Mereka mengendalikan peredaran BERLIAN
— mata uang para raja,
Juga obsesi para penjahat.
Bisnis mereka yang resmi. Legal. Tak bernoda
— membuat mereka jauh lebih berbahaya daripada Mafia Recehan.
Sialnya, aku? Harus Nikah kilat dengan Pewarisnya— Dimitry Sacha Mykaelenko.
Yang Absurdnya tidak tertolong.
•••
Namaku Brea Celestine Simamora.
Putri tunggal Brandon Gerung Simamora, seorang TNI - agak koplak
- yang selalu merasa paling benar.
Kami di paksa menikah, gara-gara beliau yakin kalau aku sudah “di garap” oleh Dimitry,
yang sedang menyamar menjadi BENCONG.
Padahal... sumpah demi kuota, aku bahkan tak rela berbagi bedak dengannya.
Apalagi ternyata,,,
Semua cuma settingan Pak Simamora.
⛔ WARNING! ⛔
"Cerita ini murni fiksi, mengandung adegan ena-ena di beberapa bab.
Akan ada peringatan petir merah di setiap bagian — Anu-anu.
Karya ini diterbitkan atas izin NovelToon Yuni_Hasibuan, isi konten hanyalah pandangan pribadi pembuatnya, tidak mewakili NovelToon sendiri
Mode Reog Simamora
***
Kim Jun Hwan agak kaget,,, karena setahunnya, berdasarkan laporan, Dimitry paling malas berurusan dengan segala urusan penjagaan. Dia gak peduli.
"Kenapa tuan bertanya?"
"Aku cuma mau tau seperti apa wajah musuhku. Jadi, kalau pun aku mati, aku gak akan mati penasaran." Ucap Dimitry datar.
“Mereka tidak akan bisa menyentuh Anda. Selama kami masih hidup.”

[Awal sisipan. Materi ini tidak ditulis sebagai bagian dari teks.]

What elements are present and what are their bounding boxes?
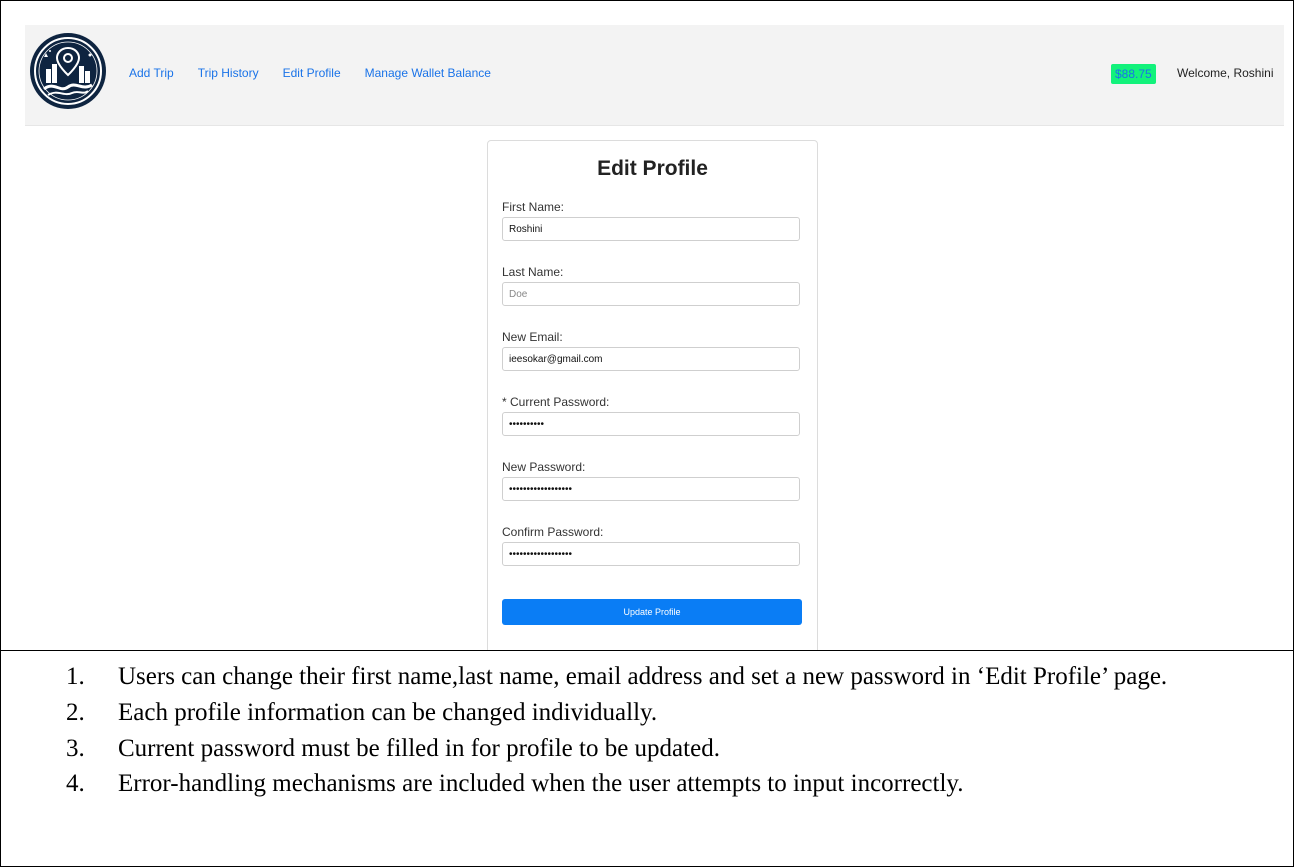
- current-password-input[interactable]: [502, 412, 800, 436]
- feature-notes-list: 1. Users can change their first name,last…: [56, 660, 1276, 803]
- nav-manage-wallet-link[interactable]: Manage Wallet Balance: [365, 66, 491, 80]
- city-map-pin-logo-icon[interactable]: [30, 33, 106, 109]
- note-text: Current password must be filled in for p…: [118, 734, 720, 762]
- first-name-label: First Name:: [502, 200, 565, 214]
- note-number: 1.: [66, 663, 85, 690]
- new-password-input[interactable]: [502, 477, 800, 501]
- note-item: 3. Current password must be filled in for…: [56, 732, 1276, 766]
- confirm-password-input[interactable]: [502, 542, 800, 566]
- last-name-label: Last Name:: [502, 265, 564, 279]
- nav-add-trip-link[interactable]: Add Trip: [129, 66, 174, 80]
- new-email-label: New Email:: [502, 330, 563, 344]
- note-item: 4. Error-handling mechanisms are included…: [56, 767, 1276, 801]
- note-number: 3.: [66, 734, 85, 762]
- current-password-label: * Current Password:: [502, 395, 610, 409]
- note-text: Each profile information can be changed …: [118, 698, 658, 726]
- note-number: 4.: [66, 770, 85, 798]
- last-name-input[interactable]: [502, 282, 800, 306]
- top-navbar: Add Trip Trip History Edit Profile Manag…: [25, 25, 1284, 126]
- new-email-input[interactable]: [502, 347, 800, 371]
- update-profile-button[interactable]: Update Profile: [502, 599, 802, 625]
- form-title: Edit Profile: [597, 157, 708, 180]
- note-item: 1. Users can change their first name,last…: [56, 660, 1276, 694]
- wallet-balance-badge[interactable]: $88.75: [1111, 64, 1156, 84]
- note-item: 2. Each profile information can be change…: [56, 696, 1276, 730]
- welcome-text: Welcome, Roshini: [1177, 66, 1274, 80]
- confirm-password-label: Confirm Password:: [502, 525, 604, 539]
- note-text: Users can change their first name,last n…: [118, 663, 1168, 690]
- section-divider: [0, 650, 1294, 651]
- nav-edit-profile-link[interactable]: Edit Profile: [283, 66, 341, 80]
- nav-trip-history-link[interactable]: Trip History: [198, 66, 259, 80]
- app-screenshot: Add Trip Trip History Edit Profile Manag…: [1, 1, 1293, 650]
- new-password-label: New Password:: [502, 460, 586, 474]
- first-name-input[interactable]: [502, 217, 800, 241]
- note-number: 2.: [66, 698, 85, 726]
- note-text: Error-handling mechanisms are included w…: [118, 770, 964, 798]
- nav-links: Add Trip Trip History Edit Profile Manag…: [129, 66, 491, 80]
- edit-profile-form: Edit Profile First Name: Last Name: New …: [487, 140, 818, 650]
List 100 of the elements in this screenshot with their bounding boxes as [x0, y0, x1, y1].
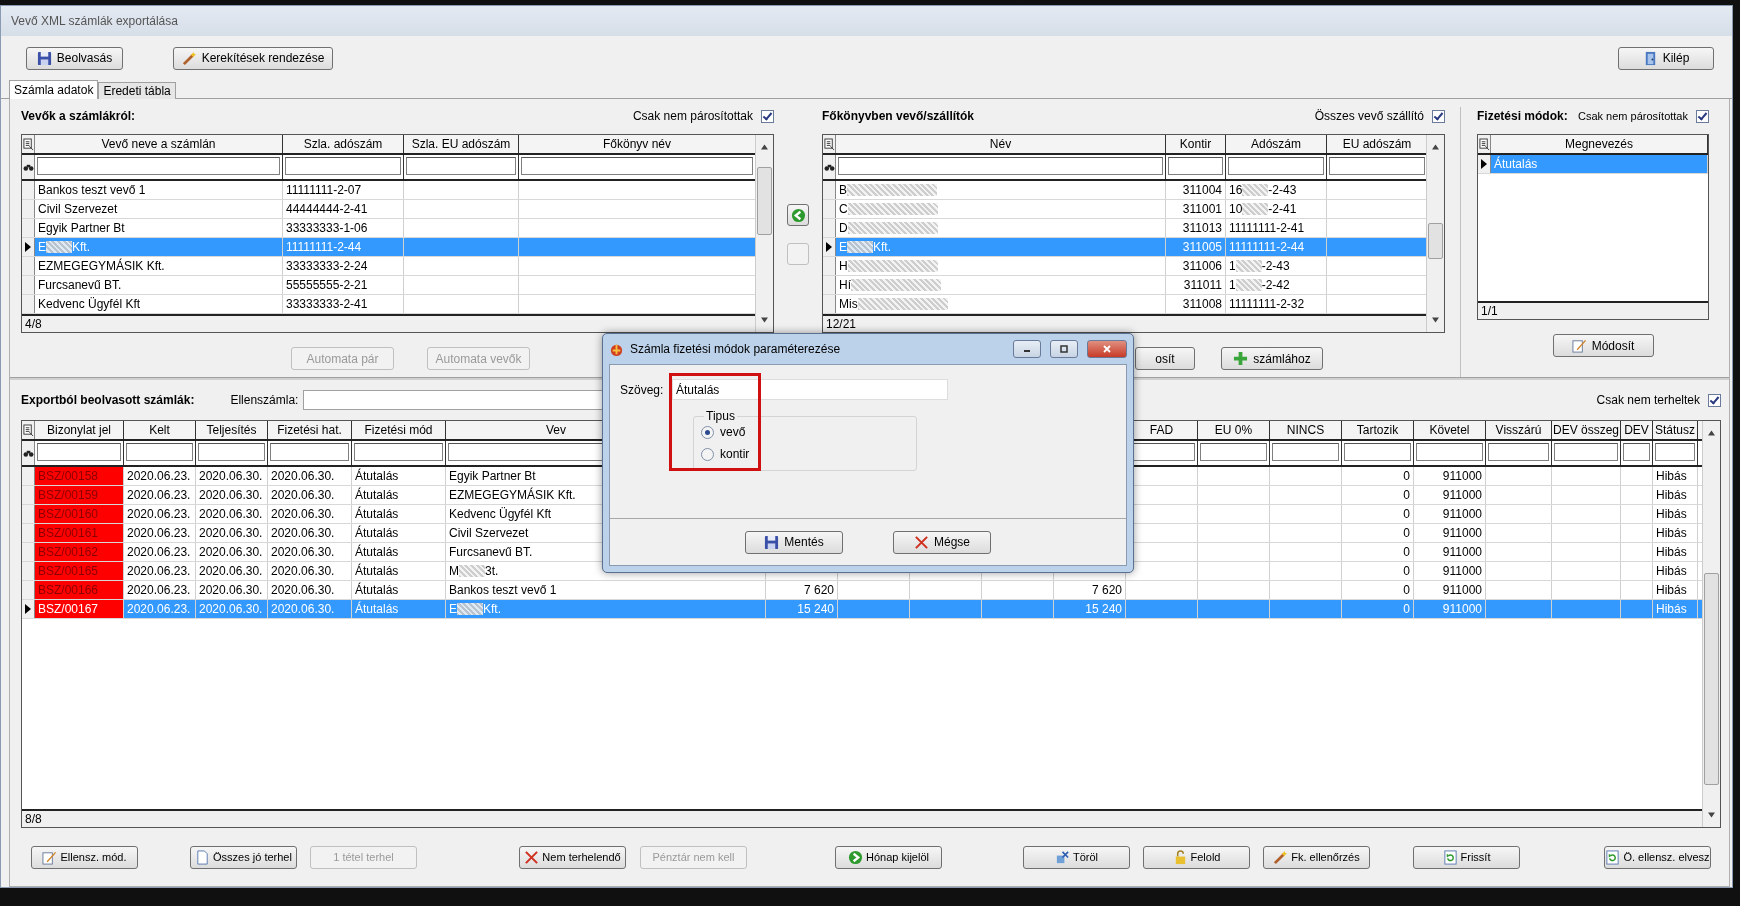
table-cell: 2020.06.30. [196, 505, 268, 523]
table-cell: Bankos teszt vevő 1 [35, 181, 283, 199]
table-cell: Átutalás [352, 524, 446, 542]
table-cell: Mis [836, 295, 1166, 313]
table-cell: BSZ/00160 [35, 505, 124, 523]
window-title: Vevő XML számlák exportálása [1, 6, 1732, 36]
panel-title: Exportból beolvasott számlák: [21, 393, 195, 407]
table-cell: 2020.06.23. [124, 524, 196, 542]
table-cell: E Kft. [446, 600, 766, 618]
table-cell: 2020.06.30. [196, 486, 268, 504]
table-cell: 0 [1342, 562, 1414, 580]
table-cell: BSZ/00162 [35, 543, 124, 561]
table-cell: Bankos teszt vevő 1 [446, 581, 766, 599]
table-cell: 11111111-2-41 [1226, 219, 1327, 237]
table-cell: H [836, 257, 1166, 275]
table-cell: Hibás [1653, 524, 1698, 542]
table-cell: 7 620 [1054, 581, 1126, 599]
table-cell: 311011 [1166, 276, 1226, 294]
table-cell: BSZ/00167 [35, 600, 124, 618]
table-cell: 2020.06.23. [124, 505, 196, 523]
table-cell: 2020.06.30. [196, 581, 268, 599]
table-cell: 33333333-2-24 [283, 257, 404, 275]
table-cell: 311006 [1166, 257, 1226, 275]
field-label: Ellenszámla: [230, 393, 299, 407]
table-cell: 311004 [1166, 181, 1226, 199]
table-cell: 311001 [1166, 200, 1226, 218]
table-cell: 2020.06.23. [124, 543, 196, 561]
field-label: Szöveg: [620, 382, 662, 397]
table-cell: 11111111-2-44 [1226, 238, 1327, 256]
table-cell: 911000 [1414, 467, 1486, 485]
group-label: Tipus [704, 409, 737, 423]
table-cell: 16 -2-43 [1226, 181, 1327, 199]
table-cell: 2020.06.30. [196, 600, 268, 618]
radio-label: vevő [720, 425, 746, 439]
table-cell: Átutalás [352, 486, 446, 504]
table-cell: Furcsanevű BT. [35, 276, 283, 294]
table-cell: 911000 [1414, 505, 1486, 523]
table-cell: Hibás [1653, 581, 1698, 599]
table-cell: D [836, 219, 1166, 237]
table-cell: 15 240 [1054, 600, 1126, 618]
table-cell: 2020.06.30. [196, 543, 268, 561]
table-cell: 311008 [1166, 295, 1226, 313]
record-count: 4/8 [22, 314, 755, 332]
table-cell: 2020.06.30. [268, 600, 352, 618]
table-cell: Átutalás [352, 600, 446, 618]
table-cell: 2020.06.30. [196, 467, 268, 485]
table-cell: B [836, 181, 1166, 199]
table-cell: 0 [1342, 600, 1414, 618]
table-cell: 911000 [1414, 524, 1486, 542]
table-cell: 911000 [1414, 486, 1486, 504]
table-cell: 311005 [1166, 238, 1226, 256]
table-cell: 1 -2-43 [1226, 257, 1327, 275]
table-cell: Átutalás [352, 505, 446, 523]
record-count: 1/1 [1478, 301, 1708, 319]
table-cell: Hibás [1653, 505, 1698, 523]
checkbox-label: Csak nem párosítottak [1577, 110, 1688, 122]
record-count: 12/21 [823, 314, 1426, 332]
table-cell: Átutalás [352, 562, 446, 580]
radio-label: kontir [720, 447, 750, 461]
table-cell: Hibás [1653, 600, 1698, 618]
table-cell: 2020.06.23. [124, 562, 196, 580]
table-cell: BSZ/00165 [35, 562, 124, 580]
table-cell: 33333333-2-41 [283, 295, 404, 313]
table-cell: 2020.06.23. [124, 467, 196, 485]
panel-title: Fizetési módok: [1477, 109, 1568, 123]
table-cell: Átutalás [352, 467, 446, 485]
table-cell: 0 [1342, 505, 1414, 523]
table-cell: 44444444-2-41 [283, 200, 404, 218]
table-cell: 911000 [1414, 581, 1486, 599]
table-cell: 911000 [1414, 543, 1486, 561]
table-cell: 911000 [1414, 562, 1486, 580]
table-cell: 0 [1342, 467, 1414, 485]
table-cell: 911000 [1414, 600, 1486, 618]
table-cell: E Kft. [35, 238, 283, 256]
table-cell: 2020.06.30. [268, 581, 352, 599]
table-cell: 2020.06.30. [196, 524, 268, 542]
table-cell: 15 240 [766, 600, 838, 618]
table-cell: 2020.06.30. [196, 562, 268, 580]
panel-title: Vevők a számlákról: [21, 109, 136, 123]
table-cell: Hibás [1653, 562, 1698, 580]
table-cell: Hibás [1653, 467, 1698, 485]
table-cell: E Kft. [836, 238, 1166, 256]
table-cell: Hí [836, 276, 1166, 294]
table-cell: 7 620 [766, 581, 838, 599]
table-cell: 2020.06.30. [268, 505, 352, 523]
table-cell: Hibás [1653, 486, 1698, 504]
record-count: 8/8 [22, 809, 1702, 827]
table-cell: BSZ/00159 [35, 486, 124, 504]
checkbox-label: Csak nem terheltek [1596, 393, 1700, 407]
table-cell: 2020.06.30. [268, 486, 352, 504]
table-cell: 33333333-1-06 [283, 219, 404, 237]
table-cell: Kedvenc Ügyfél Kft [35, 295, 283, 313]
table-cell: 0 [1342, 524, 1414, 542]
table-cell: 0 [1342, 486, 1414, 504]
table-cell: 2020.06.30. [268, 543, 352, 561]
table-cell: Hibás [1653, 543, 1698, 561]
table-cell: BSZ/00158 [35, 467, 124, 485]
table-cell: 11111111-2-44 [283, 238, 404, 256]
table-cell: 2020.06.30. [268, 562, 352, 580]
table-cell: BSZ/00166 [35, 581, 124, 599]
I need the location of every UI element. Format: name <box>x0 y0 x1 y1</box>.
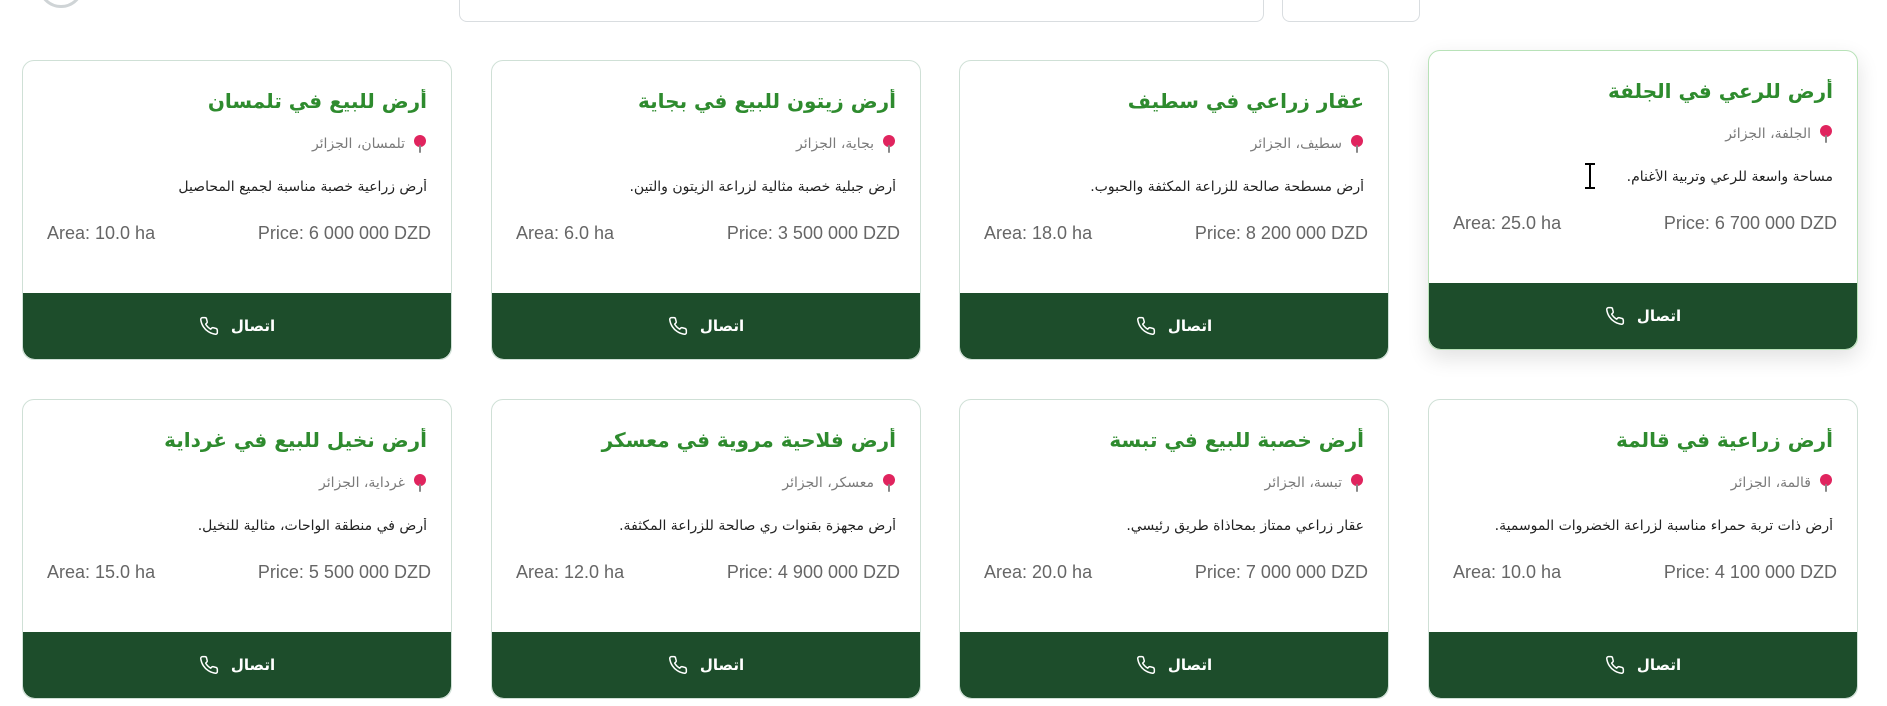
contact-label: اتصال <box>230 656 276 674</box>
contact-label: اتصال <box>1636 307 1682 325</box>
contact-label: اتصال <box>1167 656 1213 674</box>
listing-area: Area: 15.0 ha <box>47 562 156 582</box>
listing-area: Area: 12.0 ha <box>516 562 625 582</box>
listing-area: Area: 18.0 ha <box>984 223 1093 243</box>
map-pin-icon <box>1350 474 1364 492</box>
listing-price: Price: 4 100 000 DZD <box>1663 562 1837 582</box>
listing-location-text: الجلفة، الجزائر <box>1725 126 1811 142</box>
listing-card[interactable]: أرض فلاحية مروية في معسكر معسكر، الجزائر… <box>491 399 921 699</box>
listing-description: عقار زراعي ممتاز بمحاذاة طريق رئيسي. <box>1126 518 1364 534</box>
map-pin-icon <box>413 135 427 153</box>
contact-button[interactable]: اتصال <box>960 632 1388 698</box>
listing-card[interactable]: أرض خصبة للبيع في تبسة تبسة، الجزائر عقا… <box>959 399 1389 699</box>
map-pin-icon <box>1350 135 1364 153</box>
listing-area: Area: 10.0 ha <box>47 223 156 243</box>
phone-icon <box>199 316 218 335</box>
listing-price: Price: 6 700 000 DZD <box>1663 213 1837 233</box>
phone-icon <box>1136 316 1155 335</box>
listing-location-text: سطيف، الجزائر <box>1250 136 1342 152</box>
map-pin-icon <box>882 474 896 492</box>
phone-icon <box>668 316 687 335</box>
listing-title: أرض للرعي في الجلفة <box>1608 79 1833 103</box>
contact-button[interactable]: اتصال <box>960 293 1388 359</box>
listings-grid: أرض للبيع في تلمسان تلمسان، الجزائر أرض … <box>0 0 1887 706</box>
listing-description: أرض مجهزة بقنوات ري صالحة للزراعة المكثف… <box>619 518 896 534</box>
listing-card[interactable]: أرض للرعي في الجلفة الجلفة، الجزائر مساح… <box>1428 50 1858 350</box>
map-pin-icon <box>1819 125 1833 143</box>
listing-location: بجاية، الجزائر <box>516 135 896 153</box>
listing-card[interactable]: أرض زيتون للبيع في بجاية بجاية، الجزائر … <box>491 60 921 360</box>
listing-price: Price: 4 900 000 DZD <box>726 562 900 582</box>
listing-location: تلمسان، الجزائر <box>47 135 427 153</box>
listing-description: أرض زراعية خصبة مناسبة لجميع المحاصيل <box>178 179 427 195</box>
listing-location: معسكر، الجزائر <box>516 474 896 492</box>
contact-button[interactable]: اتصال <box>492 632 920 698</box>
phone-icon <box>1605 655 1624 674</box>
listing-location: غرداية، الجزائر <box>47 474 427 492</box>
listing-location: سطيف، الجزائر <box>984 135 1364 153</box>
listing-location-text: بجاية، الجزائر <box>796 136 874 152</box>
listing-title: أرض للبيع في تلمسان <box>207 89 427 113</box>
listing-title: أرض خصبة للبيع في تبسة <box>1109 428 1364 452</box>
listing-card[interactable]: أرض زراعية في قالمة قالمة، الجزائر أرض ذ… <box>1428 399 1858 699</box>
listing-location: الجلفة، الجزائر <box>1453 125 1833 143</box>
listing-card[interactable]: أرض للبيع في تلمسان تلمسان، الجزائر أرض … <box>22 60 452 360</box>
listing-description: أرض ذات تربة حمراء مناسبة لزراعة الخضروا… <box>1494 518 1833 534</box>
contact-label: اتصال <box>699 656 745 674</box>
listing-location-text: تلمسان، الجزائر <box>311 136 405 152</box>
contact-button[interactable]: اتصال <box>1429 283 1857 349</box>
map-pin-icon <box>1819 474 1833 492</box>
listing-title: أرض فلاحية مروية في معسكر <box>601 428 896 452</box>
text-cursor-icon <box>1585 163 1595 189</box>
listing-card[interactable]: أرض نخيل للبيع في غرداية غرداية، الجزائر… <box>22 399 452 699</box>
listing-area: Area: 25.0 ha <box>1453 213 1562 233</box>
listing-price: Price: 8 200 000 DZD <box>1194 223 1368 243</box>
listing-price: Price: 7 000 000 DZD <box>1194 562 1368 582</box>
listing-location: قالمة، الجزائر <box>1453 474 1833 492</box>
listing-location-text: غرداية، الجزائر <box>319 475 405 491</box>
listing-area: Area: 6.0 ha <box>516 223 615 243</box>
listing-description: مساحة واسعة للرعي وتربية الأغنام. <box>1626 169 1833 185</box>
contact-label: اتصال <box>699 317 745 335</box>
listing-description: أرض مسطحة صالحة للزراعة المكثفة والحبوب. <box>1090 179 1364 195</box>
phone-icon <box>668 655 687 674</box>
phone-icon <box>199 655 218 674</box>
contact-button[interactable]: اتصال <box>1429 632 1857 698</box>
phone-icon <box>1136 655 1155 674</box>
listing-title: أرض زراعية في قالمة <box>1616 428 1833 452</box>
listing-area: Area: 10.0 ha <box>1453 562 1562 582</box>
listing-area: Area: 20.0 ha <box>984 562 1093 582</box>
contact-label: اتصال <box>1167 317 1213 335</box>
listing-title: عقار زراعي في سطيف <box>1127 89 1364 113</box>
map-pin-icon <box>413 474 427 492</box>
listing-location: تبسة، الجزائر <box>984 474 1364 492</box>
contact-label: اتصال <box>1636 656 1682 674</box>
listing-price: Price: 5 500 000 DZD <box>257 562 431 582</box>
listing-price: Price: 3 500 000 DZD <box>726 223 900 243</box>
listing-location-text: تبسة، الجزائر <box>1264 475 1342 491</box>
listing-location-text: قالمة، الجزائر <box>1730 475 1811 491</box>
listing-card[interactable]: عقار زراعي في سطيف سطيف، الجزائر أرض مسط… <box>959 60 1389 360</box>
contact-button[interactable]: اتصال <box>23 632 451 698</box>
contact-label: اتصال <box>230 317 276 335</box>
listing-title: أرض زيتون للبيع في بجاية <box>638 89 896 113</box>
contact-button[interactable]: اتصال <box>492 293 920 359</box>
listing-description: أرض في منطقة الواحات، مثالية للنخيل. <box>197 518 427 534</box>
map-pin-icon <box>882 135 896 153</box>
listing-title: أرض نخيل للبيع في غرداية <box>164 428 427 452</box>
phone-icon <box>1605 306 1624 325</box>
listing-description: أرض جبلية خصبة مثالية لزراعة الزيتون وال… <box>629 179 896 195</box>
listing-price: Price: 6 000 000 DZD <box>257 223 431 243</box>
contact-button[interactable]: اتصال <box>23 293 451 359</box>
listing-location-text: معسكر، الجزائر <box>782 475 874 491</box>
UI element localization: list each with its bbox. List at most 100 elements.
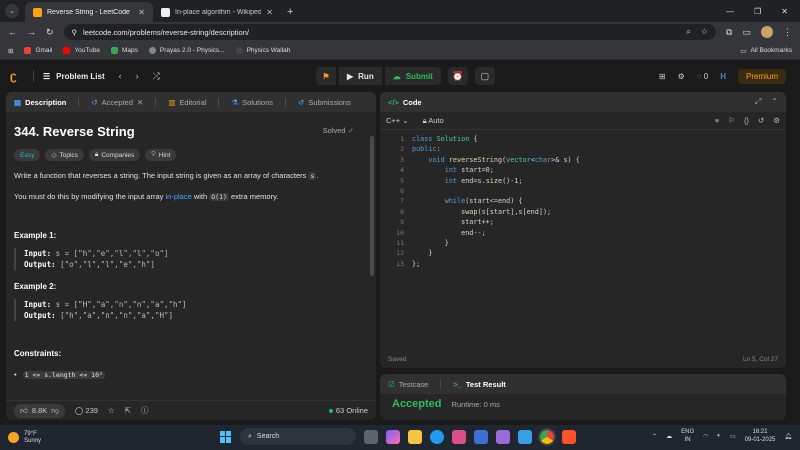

Kim Jun Hwan menjawab mantap, nyaris seperti janji suci.
“Jangan Takabur. Pernah dengar kata itu, kan? Takdir bukan di tangan kalian.”
“Kami hanya berusaha sekuat mungkin.”
Yang menjawab sekarang ini bukan Kim, tapi Yannick. Bule itu ternyata ngerti Bahasa Indonesia juga.
“Jadi... siapa dia? Orang yang pengin aku mati saat ini?”
Yannick menatap lurus ke arah Dimitry, lalu berkata pelan.
“Namanya Renggo. Dia lebih buruk daripada kabar kematian.”
Dimitry hanya mengangguk kecil.
“Owhh.”
Tanpa ekspresi. Seolah kabar itu cuma sebutir pasir lain dalam hidupnya yang sudah terlalu penuh debu.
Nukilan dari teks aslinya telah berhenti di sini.